Quantrill est incarné par Brian Donlevy, il est trop âgé par rapport au véritable personnage (mort à 27 ans), mais dans le cadre de la dramaturgie mise en place c’est payant, l’ascendant et la fascination qu’il exerce sur Jesse James sont ainsi plus faciles à mettre en place. Donlevy sera de nouveau Quantrill, en 1953, pour Allan Dwan dans le formidable La femme qui faillit être lynchée où cette fois sa femme, plus jeune, est incarnée par Audrey Totter.
Marguerite Chapman est excellente dans le rôle de Kate, sorte de Mirs. Robinson avant l’heure, on en vient même à regretter qu’elle n’ait plus de scènes. Dans un rôle secondaire, Tony Curtis, en début de carrière, – tout juste une petite dizaine de films – incarne un jeune compagnon de route de Jesse James, Kit Dalton. Il n’a pas beaucoup de scènes qui le mettent en valeur, mais il a une vraie présence à l’écran. Tony Curtis tourne pour la deuxième fois avec Audie Murphy puisque la même année, ils étaient partenaires dans Sierra, autre western signé par Alfred E. Green. Les deux acteurs sont sous contrat avec Universal.

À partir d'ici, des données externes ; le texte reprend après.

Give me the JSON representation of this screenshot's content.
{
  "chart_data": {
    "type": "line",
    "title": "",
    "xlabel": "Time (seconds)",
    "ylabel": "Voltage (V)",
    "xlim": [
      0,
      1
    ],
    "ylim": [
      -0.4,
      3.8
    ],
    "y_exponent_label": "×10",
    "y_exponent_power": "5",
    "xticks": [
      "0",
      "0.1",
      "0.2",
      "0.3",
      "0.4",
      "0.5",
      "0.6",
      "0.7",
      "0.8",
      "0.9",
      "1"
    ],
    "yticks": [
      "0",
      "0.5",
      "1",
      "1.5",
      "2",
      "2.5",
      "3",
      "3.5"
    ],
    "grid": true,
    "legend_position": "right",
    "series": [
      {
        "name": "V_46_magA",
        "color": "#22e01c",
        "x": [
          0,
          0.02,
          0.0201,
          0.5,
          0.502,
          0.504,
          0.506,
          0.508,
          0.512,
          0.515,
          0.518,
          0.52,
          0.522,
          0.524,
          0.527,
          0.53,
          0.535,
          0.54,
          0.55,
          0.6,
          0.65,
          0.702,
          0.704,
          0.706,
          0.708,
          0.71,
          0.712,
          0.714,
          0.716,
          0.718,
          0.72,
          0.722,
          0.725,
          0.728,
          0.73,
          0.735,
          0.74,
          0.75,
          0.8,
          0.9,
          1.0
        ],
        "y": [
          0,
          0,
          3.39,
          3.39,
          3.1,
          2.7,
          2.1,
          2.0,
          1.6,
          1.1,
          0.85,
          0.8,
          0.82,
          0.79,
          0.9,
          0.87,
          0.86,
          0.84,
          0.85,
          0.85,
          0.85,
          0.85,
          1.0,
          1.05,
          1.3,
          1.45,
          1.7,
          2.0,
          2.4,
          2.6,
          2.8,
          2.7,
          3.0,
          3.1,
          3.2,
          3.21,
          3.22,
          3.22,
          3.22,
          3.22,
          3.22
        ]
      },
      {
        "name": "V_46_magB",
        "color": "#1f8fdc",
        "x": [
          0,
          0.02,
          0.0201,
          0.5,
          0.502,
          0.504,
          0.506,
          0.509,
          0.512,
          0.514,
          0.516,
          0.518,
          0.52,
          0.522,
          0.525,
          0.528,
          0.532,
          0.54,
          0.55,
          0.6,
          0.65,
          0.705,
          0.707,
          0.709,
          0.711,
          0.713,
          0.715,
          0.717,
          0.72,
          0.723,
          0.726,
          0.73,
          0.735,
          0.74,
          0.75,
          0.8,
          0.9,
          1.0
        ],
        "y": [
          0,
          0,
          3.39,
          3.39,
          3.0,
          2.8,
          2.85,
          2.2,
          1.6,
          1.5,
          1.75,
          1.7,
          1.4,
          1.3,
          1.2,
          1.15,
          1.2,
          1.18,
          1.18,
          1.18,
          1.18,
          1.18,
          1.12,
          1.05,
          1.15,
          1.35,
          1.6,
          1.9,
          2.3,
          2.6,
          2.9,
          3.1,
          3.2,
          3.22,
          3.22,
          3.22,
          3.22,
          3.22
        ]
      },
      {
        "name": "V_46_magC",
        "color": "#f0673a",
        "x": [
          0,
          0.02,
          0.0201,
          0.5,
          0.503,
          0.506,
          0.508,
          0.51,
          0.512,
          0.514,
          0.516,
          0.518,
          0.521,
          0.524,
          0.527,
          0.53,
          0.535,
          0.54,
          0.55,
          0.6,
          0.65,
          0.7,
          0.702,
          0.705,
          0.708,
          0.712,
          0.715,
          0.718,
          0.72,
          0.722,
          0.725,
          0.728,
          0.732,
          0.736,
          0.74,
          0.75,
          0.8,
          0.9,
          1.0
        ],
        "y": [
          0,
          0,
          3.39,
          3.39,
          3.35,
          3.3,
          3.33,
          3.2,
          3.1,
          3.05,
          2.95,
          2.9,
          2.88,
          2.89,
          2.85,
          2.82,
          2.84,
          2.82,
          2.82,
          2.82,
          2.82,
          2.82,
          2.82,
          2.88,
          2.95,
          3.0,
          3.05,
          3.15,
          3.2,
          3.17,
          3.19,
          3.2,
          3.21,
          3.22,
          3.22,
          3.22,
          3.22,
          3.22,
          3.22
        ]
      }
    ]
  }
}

Dans le cadre étroit d’un petit budget, Ray Enright fait au mieux avec ce qu’il a, et s’en sort fort honorablement. Le technicolor est éclatant, et la très belle scène de bataille dans les marais qui ouvre Kansas en feu est un « recyclage » du Sang de la terre de George Marshall. Le matte painting de la ville de Lawrence, quoique sommaire, et assez beau. Sa mise en scène du combat au couteau est particulièrement efficace et Audie Murphy des plus convaincants.
Kansas en feu est un pur western de série B, c’est-à-dire un pur plaisir de cinéma tout simplement.
Fernand Garcia
Kansas en feu est édité dans la collection Western de légende de Sidonis Calysta, le master HD est superbe. En bonus, une présentation de ce film « très séduisant » par Patrick Brion (11 minutes). Un portrait d’Audie Murphy, « le soldat le plus décoré de la Seconde Guerre mondiale » toujours par Patrick Brion (5 minutes) et la bande-annonce originale de Kansas en feu (2’13).
Kansas en feu (Kansas Raiders), un film de Ray Enright avec Audie Murphy, Brian Donlevy, Marguerite Chapman, Scott Brady, Tony Curtis, Richard Arlen, Richard Long, James Best, Dewey Martin, Richard Egan, John Kellogg, David Wolfe… Scénario : Robert L. Richards. Directeur de la photographie : Irving Glassberg. Décors : Bernard Herzbrun et Emrich Nicholson. Costumes : Bill Thomas. Montage : Milton Carruth. Musique : Milton Rosen. Producteur : Ted Richmond. Production : Universal International Pictures. Etats-Unis. 1950. 80 minutes. Technicolor. Format image : 1.37 :1. 16/9e. Son VOSTF. Tous publics.